Dr. Christopher J. Bannochie is a Manager at the Savannah River National Laboratory. Read on to learn about his work, his advocacy for the LGBTQ+ community, and his advice for making the field more welcoming to LGBTQ+ chemists. What is the focus of your research? What inspired you to explore this field? As a Senior […]
What is the focus of your research? What inspired you to explore this field?
As a Senior Fellow in the laboratory, the focus of my current research is mercury speciation in Savannah River Site tank waste. This has been an extremely active area of work for the Savannah River National Laboratory (SRNL) for the past four years, and will continue to be so as we process more legacy nuclear waste for final land and repository disposition. Currently (since May 1), I’m doing a rotational assignment managing the SRNL Training and Procedures Organization. This has been an entirely new experience, and I have been charged with making changes and improving processes, particularly on the R&D side of this position. The organization is responsible for both Facility & Operations, as well as R&D training and procedures. As a Nuclear Facility, there are strict rules for how these programs are undertaken, implemented, and controlled. I have been employed at SRNL for the past 28 years, so I bring a lot of institutional experience and knowledge to this assignment and I’m grateful for the challenge and responsibility it presents.
Who are some of your professional mentors? How have they impacted your career?
For many years my primary mentor was an Advisory Scientist who has since retired from the laboratory. He had 40 years of experience working in the area of nuclear materials processing and analysis and was an excellent guide for my career. Currently, my mentor is an Associate Laboratory Director with whom I’ve worked as both a colleague and later as an employee for many years. We were both assigned at Lawrence Livermore National Laboratory for several years and have worked in the Environmental Stewardship arena at SRNL for many more. She has tremendous managerial skills and has been a sponsor for some of my innovations at the laboratory.
How did you become involved with the Gay and Transgender Chemists and Allies subdivision of the ACS Division of Professional Relations? What has that experience been like for you?
I proposed the Gay and Transgender Chemists and Allies subdivision to the Division of Professional Relations in San Francisco in March of 2010 when I was Chair-Elect of the division. I recounted this history in an ACS Symposium Series chapter entitled, “Alphabet Soup and the ACS: The History of LGBT Inclusion” that was published in 2017 in Diversity in the Scientific Community Vol 2: Perspectives and Exemplary Programs edited by ACS Past President Donna Nelson and HN Cheng. I was also the creator of the subdivision’s extremely popular Rainbow Erlenmeyer flask lapel pin, now in its second printing. It has been rewarding to see the subdivision grow and mature over the past nine years. It has had many creative and energetic leaders that have done a wonderful job promoting the subdivision.

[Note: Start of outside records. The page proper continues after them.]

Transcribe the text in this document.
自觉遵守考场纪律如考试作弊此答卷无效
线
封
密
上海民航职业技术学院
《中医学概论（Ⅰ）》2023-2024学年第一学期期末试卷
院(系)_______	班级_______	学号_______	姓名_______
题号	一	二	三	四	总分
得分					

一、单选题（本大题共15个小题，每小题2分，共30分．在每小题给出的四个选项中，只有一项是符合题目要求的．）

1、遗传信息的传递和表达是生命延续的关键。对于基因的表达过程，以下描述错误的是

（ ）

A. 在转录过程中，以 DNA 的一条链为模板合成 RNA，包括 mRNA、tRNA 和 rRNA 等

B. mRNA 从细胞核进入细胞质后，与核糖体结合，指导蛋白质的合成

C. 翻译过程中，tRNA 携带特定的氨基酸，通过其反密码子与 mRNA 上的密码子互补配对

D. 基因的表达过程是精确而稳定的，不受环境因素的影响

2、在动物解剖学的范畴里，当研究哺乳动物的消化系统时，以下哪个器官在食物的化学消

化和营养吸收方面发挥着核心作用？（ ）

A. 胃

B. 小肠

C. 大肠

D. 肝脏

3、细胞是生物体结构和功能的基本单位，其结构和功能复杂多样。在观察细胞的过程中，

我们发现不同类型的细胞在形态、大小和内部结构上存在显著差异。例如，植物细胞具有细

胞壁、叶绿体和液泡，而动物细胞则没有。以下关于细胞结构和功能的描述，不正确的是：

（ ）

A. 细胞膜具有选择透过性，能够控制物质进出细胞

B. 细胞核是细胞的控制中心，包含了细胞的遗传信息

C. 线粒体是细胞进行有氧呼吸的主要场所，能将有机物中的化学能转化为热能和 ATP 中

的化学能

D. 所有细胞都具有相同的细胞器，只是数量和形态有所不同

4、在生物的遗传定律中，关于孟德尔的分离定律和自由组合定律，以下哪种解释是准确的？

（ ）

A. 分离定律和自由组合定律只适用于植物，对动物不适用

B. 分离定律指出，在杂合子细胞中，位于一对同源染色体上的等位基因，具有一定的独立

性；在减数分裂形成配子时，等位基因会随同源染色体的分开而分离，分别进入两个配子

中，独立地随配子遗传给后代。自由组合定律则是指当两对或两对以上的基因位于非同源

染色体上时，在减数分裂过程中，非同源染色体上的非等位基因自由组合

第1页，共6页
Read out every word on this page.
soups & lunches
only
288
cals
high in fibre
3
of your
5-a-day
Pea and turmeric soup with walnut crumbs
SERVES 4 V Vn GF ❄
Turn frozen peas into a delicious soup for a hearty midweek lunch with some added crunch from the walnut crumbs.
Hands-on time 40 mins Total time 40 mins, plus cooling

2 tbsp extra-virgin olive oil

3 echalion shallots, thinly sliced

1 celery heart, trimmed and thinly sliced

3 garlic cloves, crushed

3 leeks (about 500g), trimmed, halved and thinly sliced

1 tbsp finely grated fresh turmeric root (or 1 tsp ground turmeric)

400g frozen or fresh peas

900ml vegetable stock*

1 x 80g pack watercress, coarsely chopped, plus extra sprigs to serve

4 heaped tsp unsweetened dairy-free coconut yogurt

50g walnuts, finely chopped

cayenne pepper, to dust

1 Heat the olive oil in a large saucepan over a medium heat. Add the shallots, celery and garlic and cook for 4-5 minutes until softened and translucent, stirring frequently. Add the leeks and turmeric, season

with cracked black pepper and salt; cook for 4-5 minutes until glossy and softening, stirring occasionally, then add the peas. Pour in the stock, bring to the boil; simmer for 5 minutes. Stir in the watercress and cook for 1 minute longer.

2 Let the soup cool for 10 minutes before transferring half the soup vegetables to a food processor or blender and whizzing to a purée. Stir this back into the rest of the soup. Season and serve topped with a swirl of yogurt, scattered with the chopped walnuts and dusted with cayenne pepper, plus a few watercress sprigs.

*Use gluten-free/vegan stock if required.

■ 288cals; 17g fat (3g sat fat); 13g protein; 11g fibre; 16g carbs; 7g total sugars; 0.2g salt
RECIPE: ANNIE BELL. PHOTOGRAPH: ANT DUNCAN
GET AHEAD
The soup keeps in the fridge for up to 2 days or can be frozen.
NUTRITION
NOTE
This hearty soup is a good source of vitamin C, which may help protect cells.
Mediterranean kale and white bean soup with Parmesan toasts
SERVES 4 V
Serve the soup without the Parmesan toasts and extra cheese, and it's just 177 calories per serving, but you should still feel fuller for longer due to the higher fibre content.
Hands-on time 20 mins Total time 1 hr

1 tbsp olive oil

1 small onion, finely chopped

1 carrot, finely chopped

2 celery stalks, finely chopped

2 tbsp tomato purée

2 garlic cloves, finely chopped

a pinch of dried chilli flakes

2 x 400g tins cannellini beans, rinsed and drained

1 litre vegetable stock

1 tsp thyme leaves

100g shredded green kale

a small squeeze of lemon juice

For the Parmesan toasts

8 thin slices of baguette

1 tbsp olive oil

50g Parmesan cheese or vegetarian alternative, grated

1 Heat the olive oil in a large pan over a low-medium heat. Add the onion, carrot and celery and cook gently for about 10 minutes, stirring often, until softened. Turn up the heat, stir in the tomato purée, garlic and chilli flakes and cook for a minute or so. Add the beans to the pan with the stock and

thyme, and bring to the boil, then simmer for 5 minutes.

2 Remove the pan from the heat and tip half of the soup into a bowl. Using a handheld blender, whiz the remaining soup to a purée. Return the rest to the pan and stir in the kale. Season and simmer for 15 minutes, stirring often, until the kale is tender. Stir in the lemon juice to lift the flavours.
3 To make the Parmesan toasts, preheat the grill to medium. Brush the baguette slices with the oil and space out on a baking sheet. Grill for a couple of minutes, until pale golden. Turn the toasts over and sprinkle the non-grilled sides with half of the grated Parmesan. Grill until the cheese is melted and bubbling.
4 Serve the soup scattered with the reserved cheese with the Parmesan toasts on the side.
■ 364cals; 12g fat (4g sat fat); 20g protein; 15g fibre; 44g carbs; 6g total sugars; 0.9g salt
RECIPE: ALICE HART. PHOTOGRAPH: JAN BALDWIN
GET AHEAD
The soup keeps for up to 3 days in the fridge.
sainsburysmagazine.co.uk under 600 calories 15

What does the chemistry community need to do to attract LGBTQ chemists and help them thrive?
The community needs to continue to mature in its attitudes and acknowledge that LGBTQ chemists exist and that they cannot do their best chemistry while the attitude persists that being LGBTQ has nothing to do with good chemistry – this is the same attitude that has held women back within the chemistry community for many years. I think corporate America has done a pretty good job for the community, but academe has a long way to go.
Do feel like you’ve had to do “invisible labor” in the workplace as a member of an under-represented group in chemistry? If so, how has that manifested?
I have been out at work for the past 20 years, there have been many struggles to get people to understand what it is like to be invisible, and when visible to be treated differently. There is still a lack of appreciation for diversity equity, many individuals think equality is the end of the road. I am still amazed at how few people know anything about the LGBTQ community and its struggles, and how many fewer people care to do anything about this lack of knowledge and awareness.
What did you do to celebrate Pride Month?
We held a program at the Savannah River Site commemorating the 50th Anniversary of the Stonewall Uprising, complete with cake! We are also celebrating the 10th Anniversary of the first Augusta Pride Parade and Festival this year. I was a founding member of Augusta Pride and served as its Public Relations Chair for the first four years or the organization. It was a very exciting and rewarding experience, and I’m proud of the contributions I was able to make to its success.